Depressione e neuroscienze – Introduzione alla Psicologia

Nel trattamento della depressione è importante indurre anche piccoli cambiamenti nella vita delle persone perché è così possibile facilitare alcune modificazioni sull’attività neurotrasmettitoriale e cambiamenti positivi a livello neurale che si traducono in un miglioramento della qualità della vita.

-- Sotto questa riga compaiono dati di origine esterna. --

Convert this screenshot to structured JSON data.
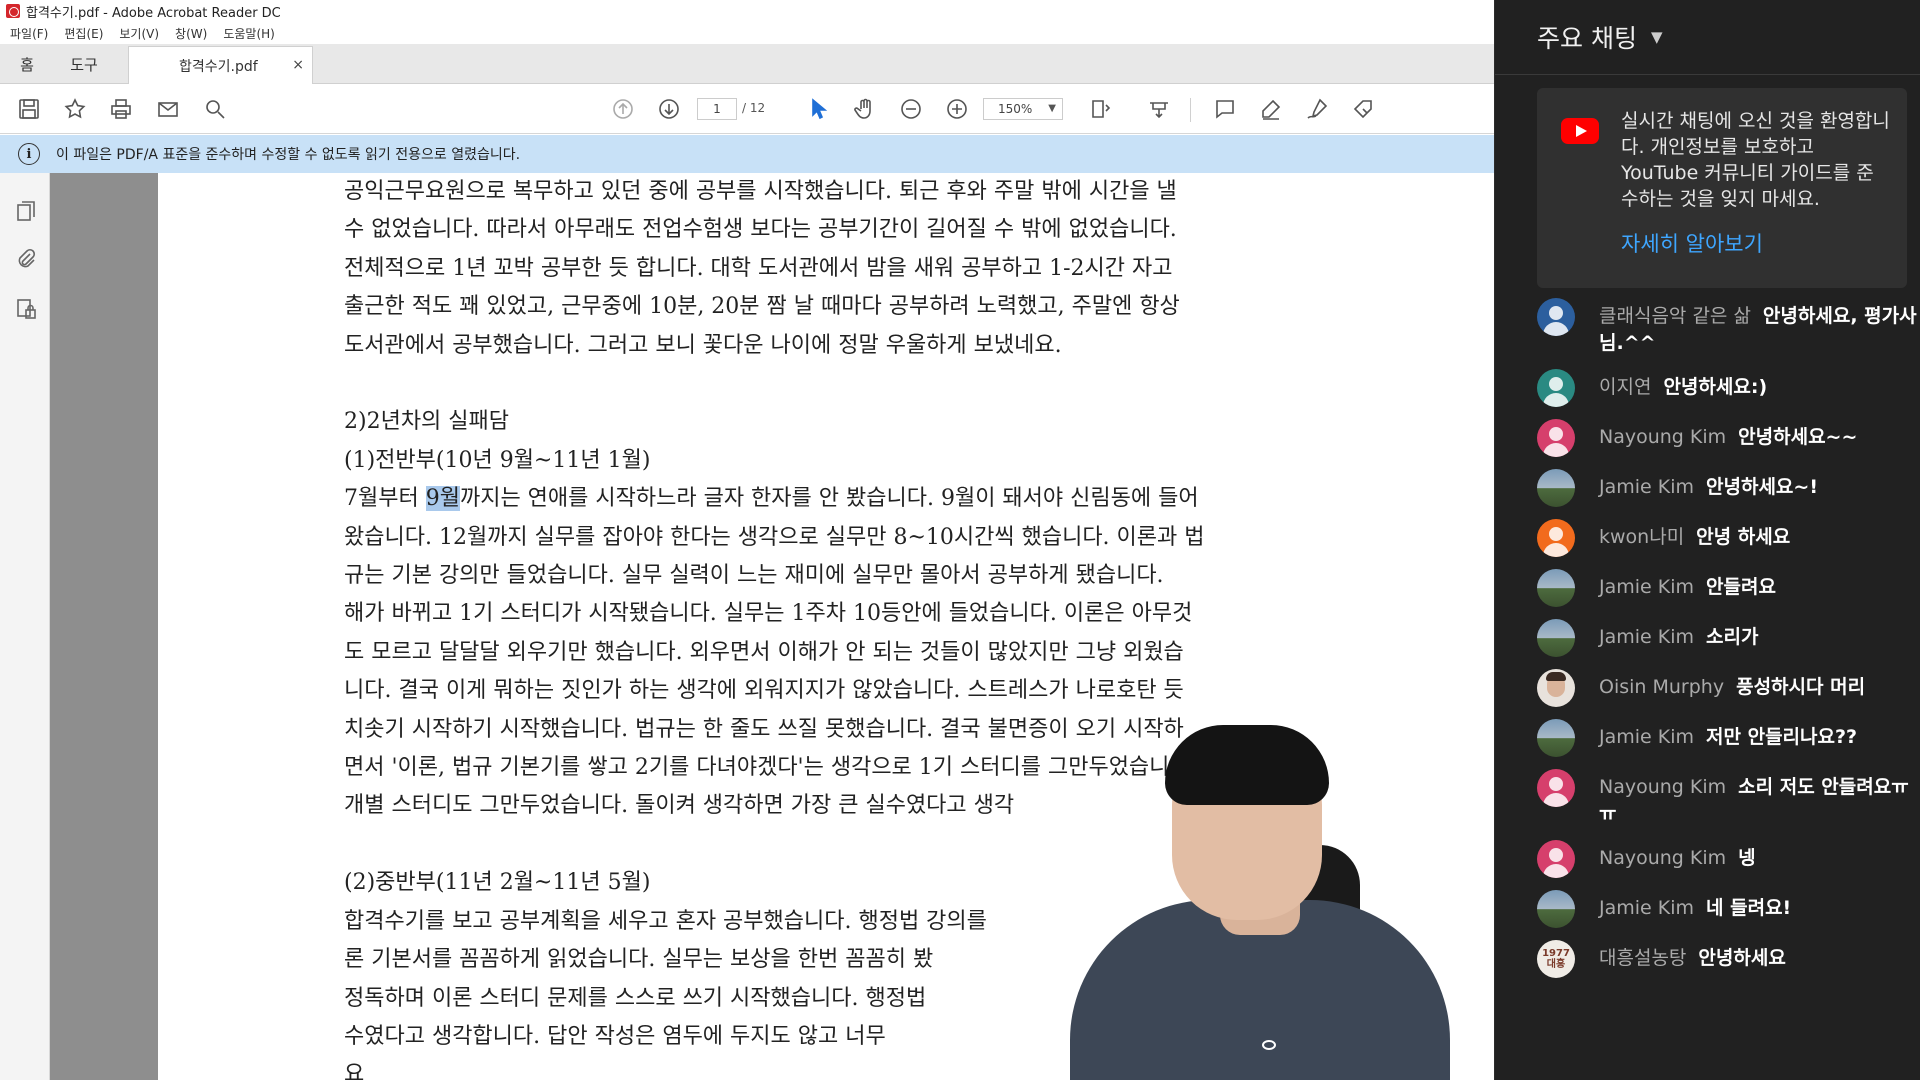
{
  "window": {
    "title": "합격수기.pdf - Adobe Acrobat Reader DC"
  },
  "menu": [
    "파일(F)",
    "편집(E)",
    "보기(V)",
    "창(W)",
    "도움말(H)"
  ],
  "tabs": {
    "home": "홈",
    "tools": "도구",
    "document": "합격수기.pdf",
    "close": "×"
  },
  "toolbar": {
    "page_current": "1",
    "page_total": "/ 12",
    "zoom": "150%"
  },
  "infobar": {
    "message": "이 파일은 PDF/A 표준을 준수하며 수정할 수 없도록 읽기 전용으로 열렸습니다."
  },
  "document": {
    "lines": [
      " 공익근무요원으로 복무하고 있던 중에 공부를 시작했습니다. 퇴근 후와 주말 밖에 시간을 낼",
      "수 없었습니다. 따라서 아무래도 전업수험생 보다는 공부기간이 길어질 수 밖에 없었습니다.",
      "전체적으로 1년 꼬박 공부한 듯 합니다. 대학 도서관에서 밤을 새워 공부하고 1-2시간 자고",
      "출근한 적도 꽤 있었고, 근무중에 10분, 20분 짬 날 때마다 공부하려 노력했고, 주말엔 항상",
      "도서관에서 공부했습니다. 그러고 보니 꽃다운 나이에 정말 우울하게 보냈네요.",
      "",
      "2)2년차의 실패담",
      "(1)전반부(10년 9월~11년 1월)",
      "",
      "왔습니다. 12월까지 실무를 잡아야 한다는 생각으로 실무만 8~10시간씩 했습니다. 이론과 법",
      "규는 기본 강의만 들었습니다. 실무 실력이 느는 재미에 실무만 몰아서 공부하게 됐습니다.",
      "해가 바뀌고 1기 스터디가 시작됐습니다. 실무는 1주차 10등안에 들었습니다. 이론은 아무것",
      "도 모르고 달달달 외우기만 했습니다. 외우면서 이해가 안 되는 것들이 많았지만 그냥 외웠습",
      "니다. 결국 이게 뭐하는 짓인가 하는 생각에 외워지지가 않았습니다. 스트레스가 나로호탄 듯",
      "치솟기 시작하기 시작했습니다. 법규는 한 줄도 쓰질 못했습니다. 결국 불면증이 오기 시작하",
      "면서 '이론, 법규 기본기를 쌓고 2기를 다녀야겠다'는 생각으로 1기 스터디를 그만두었습니다.",
      "개별 스터디도 그만두었습니다. 돌이켜 생각하면 가장 큰 실수였다고 생각",
      "",
      "(2)중반부(11년 2월~11년 5월)",
      "합격수기를 보고 공부계획을 세우고 혼자 공부했습니다. 행정법 강의를",
      "론 기본서를 꼼꼼하게 읽었습니다. 실무는 보상을 한번 꼼꼼히 봤",
      "정독하며 이론 스터디 문제를 스스로 쓰기 시작했습니다. 행정법",
      "수였다고 생각합니다. 답안 작성은 염두에 두지도 않고 너무",
      "요"
    ],
    "highlight_line": {
      "before": "7월부터 ",
      "highlighted": "9월",
      "after": "까지는 연애를 시작하느라 글자 한자를 안 봤습니다. 9월이 돼서야 신림동에 들어"
    }
  },
  "chat": {
    "header": "주요 채팅",
    "welcome_text": "실시간 채팅에 오신 것을 환영합니다. 개인정보를 보호하고 YouTube 커뮤니티 가이드를 준수하는 것을 잊지 마세요.",
    "welcome_link": "자세히 알아보기",
    "messages": [
      {
        "author": "클래식음악 같은 삶",
        "text": "안녕하세요, 평가사님.^^",
        "avatar": "default",
        "color": "#2c5f9e"
      },
      {
        "author": "이지연",
        "text": "안녕하세요:)",
        "avatar": "default",
        "color": "#2a8a82"
      },
      {
        "author": "Nayoung Kim",
        "text": "안녕하세요~~",
        "avatar": "default",
        "color": "#d63f6c"
      },
      {
        "author": "Jamie Kim",
        "text": "안녕하세요~!",
        "avatar": "scene",
        "color": "#6b8aa5"
      },
      {
        "author": "kwon나미",
        "text": "안녕 하세요",
        "avatar": "default",
        "color": "#f26b1d"
      },
      {
        "author": "Jamie Kim",
        "text": "안들려요",
        "avatar": "scene",
        "color": "#6b8aa5"
      },
      {
        "author": "Jamie Kim",
        "text": "소리가",
        "avatar": "scene",
        "color": "#6b8aa5"
      },
      {
        "author": "Oisin Murphy",
        "text": "풍성하시다 머리",
        "avatar": "photo",
        "color": "#e8e2dc"
      },
      {
        "author": "Jamie Kim",
        "text": "저만 안들리나요??",
        "avatar": "scene",
        "color": "#6b8aa5"
      },
      {
        "author": "Nayoung Kim",
        "text": "소리 저도 안들려요ㅠㅠ",
        "avatar": "default",
        "color": "#d63f6c"
      },
      {
        "author": "Nayoung Kim",
        "text": "넹",
        "avatar": "default",
        "color": "#d63f6c"
      },
      {
        "author": "Jamie Kim",
        "text": "네 들려요!",
        "avatar": "scene",
        "color": "#6b8aa5"
      },
      {
        "author": "대흥설농탕",
        "text": "안녕하세요",
        "avatar": "badge",
        "color": "#f0ece6",
        "badge": "1977 대흥"
      }
    ]
  }
}
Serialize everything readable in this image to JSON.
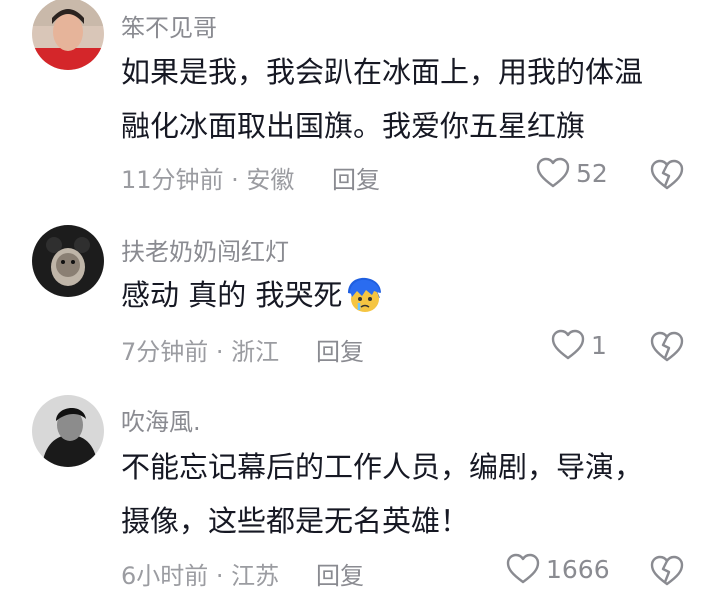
{
  "comments": [
    {
      "username": "笨不见哥",
      "lines": [
        "如果是我，我会趴在冰面上，用我的体温",
        "融化冰面取出国旗。我爱你五星红旗"
      ],
      "meta": "11分钟前 · 安徽",
      "reply_label": "回复",
      "like_count": "52",
      "avatar_icon": "avatar-photo"
    },
    {
      "username": "扶老奶奶闯红灯",
      "lines": [
        "感动 真的 我哭死"
      ],
      "emoji_icon": "crying-emoji",
      "meta": "7分钟前 · 浙江",
      "reply_label": "回复",
      "like_count": "1",
      "avatar_icon": "avatar-photo"
    },
    {
      "username": "吹海風.",
      "lines": [
        "不能忘记幕后的工作人员，编剧，导演，",
        "摄像，这些都是无名英雄！"
      ],
      "meta": "6小时前 · 江苏",
      "reply_label": "回复",
      "like_count": "1666",
      "avatar_icon": "avatar-photo"
    }
  ],
  "colors": {
    "text": "#161823",
    "secondary": "#8a8b91",
    "icon": "#8a8b91"
  }
}
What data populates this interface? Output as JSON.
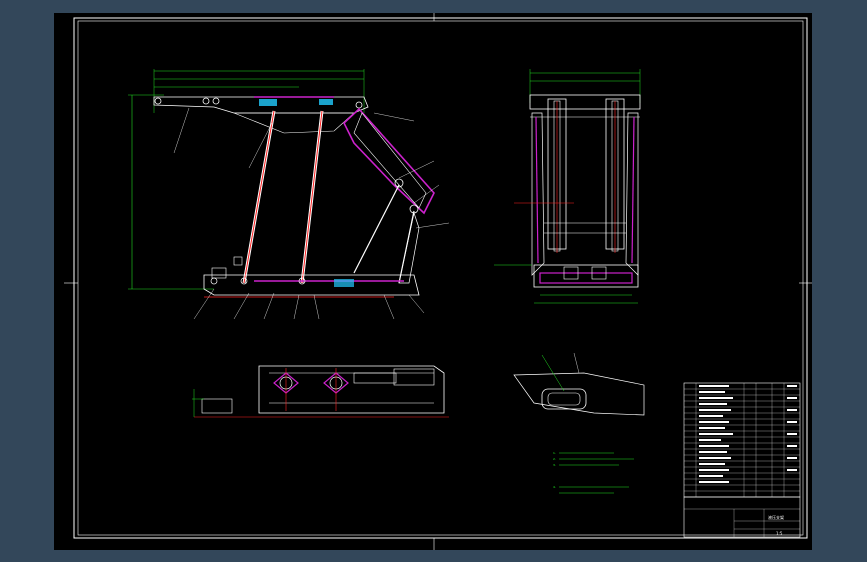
{
  "view": {
    "background": "#33475a",
    "sheet_color": "#000000",
    "colors": {
      "outline": "#ffffff",
      "dimension": "#22dd22",
      "cylinder": "#ff2a2a",
      "highlight": "#cc22cc",
      "accent": "#22ccff",
      "text": "#ffffff"
    }
  },
  "titleblock": {
    "scale": "1:5",
    "name": "液压支架"
  },
  "notes": [
    "1.",
    "2.",
    "3.",
    "4."
  ]
}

Realizzato in collaborazione con la Sigmund Freud University, Università di Psicologia a Milano

Messaggio pubblicitario San Giorgio fino al 15 Luglio La depressione è una patologia caratterizzata da umore depresso e anedonia. Per il depresso tutto sembra aver perso valore e significato e la vita stessa non merita di essere più vissuta, prevale un senso di disperazione, vuoto, mancanza di piacere e motivazione nel fare le cose che prima destavano interesse e soddisfazione, scarsa energia e stanchezza. Le persone depresse, spesso lamentano anche problemi legati al sonno e all’appetito, scarsa concentrazione, e si sentono in un vortice di pensieri autovalutativi negativi e ripetitivi (ruminazione): si crea una sorta di spirale di pensieri a contenuto negativo, volti a raggiungere un picco di tristezza che, nel lungo periodo, diventa una condizione permanente. Quindi, la mente è bloccata in un turbinio di pensieri ricorsivi e svalutativi dai quali difficilmente si riesce a uscire in maniera autonoma.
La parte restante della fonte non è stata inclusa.